1)安全性が世界最高水準である。 介護・医療・公共インフラで安心して採用しやすい。
2)精密動作が可能 である。 製造業の生産工程へそのまま適用できる。
3)国産AIでセキュリティが高い。米中対立の中で「信頼できるAI」が価値を持つ。
4)高い耐久性・低い故障率。総保有コストを引下げ、企業が導入しやすくなる。
これらは、日本産業界が長年積み上げてきた「安全・精密・信頼」のブランドそのものである。当然、日本の新しい輸出主力産業になる高い可能性を持っている。人型ロボットは、最終的に以下の市場を狙えることになろう。製造、物流、介護、医療、警備、災害対応など多分野で需要の拡大が見込める。
世界の人型ロボット市場予測(2035年)は、約40~60兆円規模と推計されている。

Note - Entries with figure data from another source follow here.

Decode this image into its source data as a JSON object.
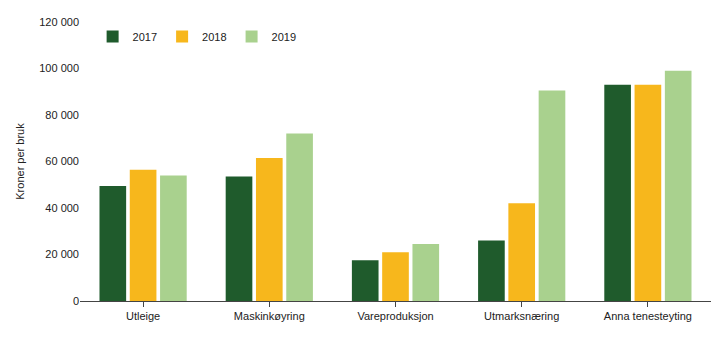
{
  "chart_data": {
    "type": "bar",
    "y_label": "Kroner per bruk",
    "categories": [
      "Utleige",
      "Maskinkøyring",
      "Vareproduksjon",
      "Utmarksnæring",
      "Anna tenesteyting"
    ],
    "series": [
      {
        "name": "2017",
        "color": "#1f5b2c",
        "values": [
          49500,
          53500,
          17500,
          26000,
          93000
        ]
      },
      {
        "name": "2018",
        "color": "#f7b71c",
        "values": [
          56500,
          61500,
          21000,
          42000,
          93000
        ]
      },
      {
        "name": "2019",
        "color": "#a9d18e",
        "values": [
          54000,
          72000,
          24500,
          90500,
          99000
        ]
      }
    ],
    "ylim": [
      0,
      120000
    ],
    "yticks": [
      0,
      {
        "value": 20000,
        "label": "20 000"
      },
      {
        "value": 40000,
        "label": "40 000"
      },
      {
        "value": 60000,
        "label": "60 000"
      },
      {
        "value": 80000,
        "label": "80 000"
      },
      {
        "value": 100000,
        "label": "100 000"
      },
      {
        "value": 120000,
        "label": "120 000"
      }
    ],
    "grid": false,
    "legend": "top left"
  }
}
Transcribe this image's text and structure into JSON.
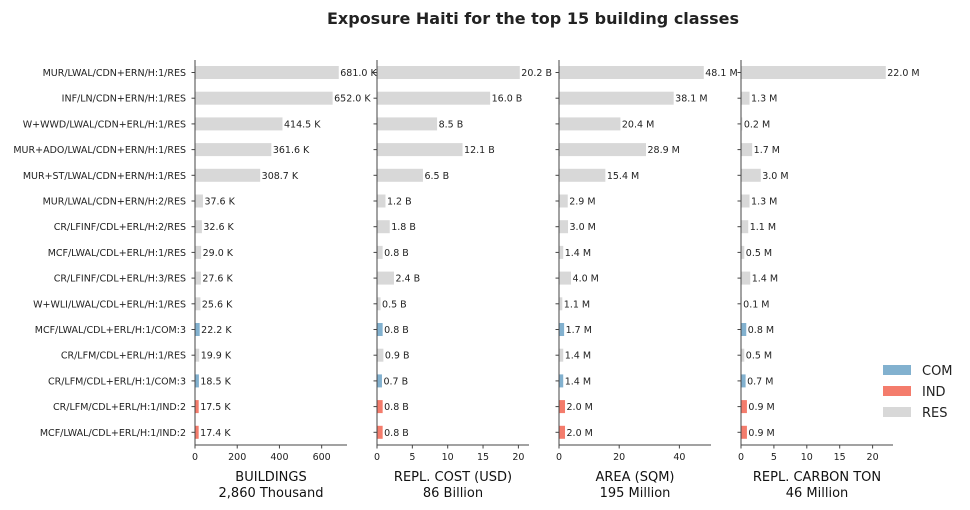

日本がこの市場で、20~30%のシェアを取れれば、 年間 8~18兆円の輸出産業 になる。これは、自動車産業に匹敵する規模だ。これは、1980~2000年代の日本製造業黄金期の再来と言えよう。
日本は、32年間の「冬眠期」を経て再び、過去の栄光時代へ戻れる基本条件を揃えることができた。その基盤は、たゆまぬ技術開発の継続にあった。イノベーションこそ、国家経済の岩盤である。ここを涸らしてはならないのだ。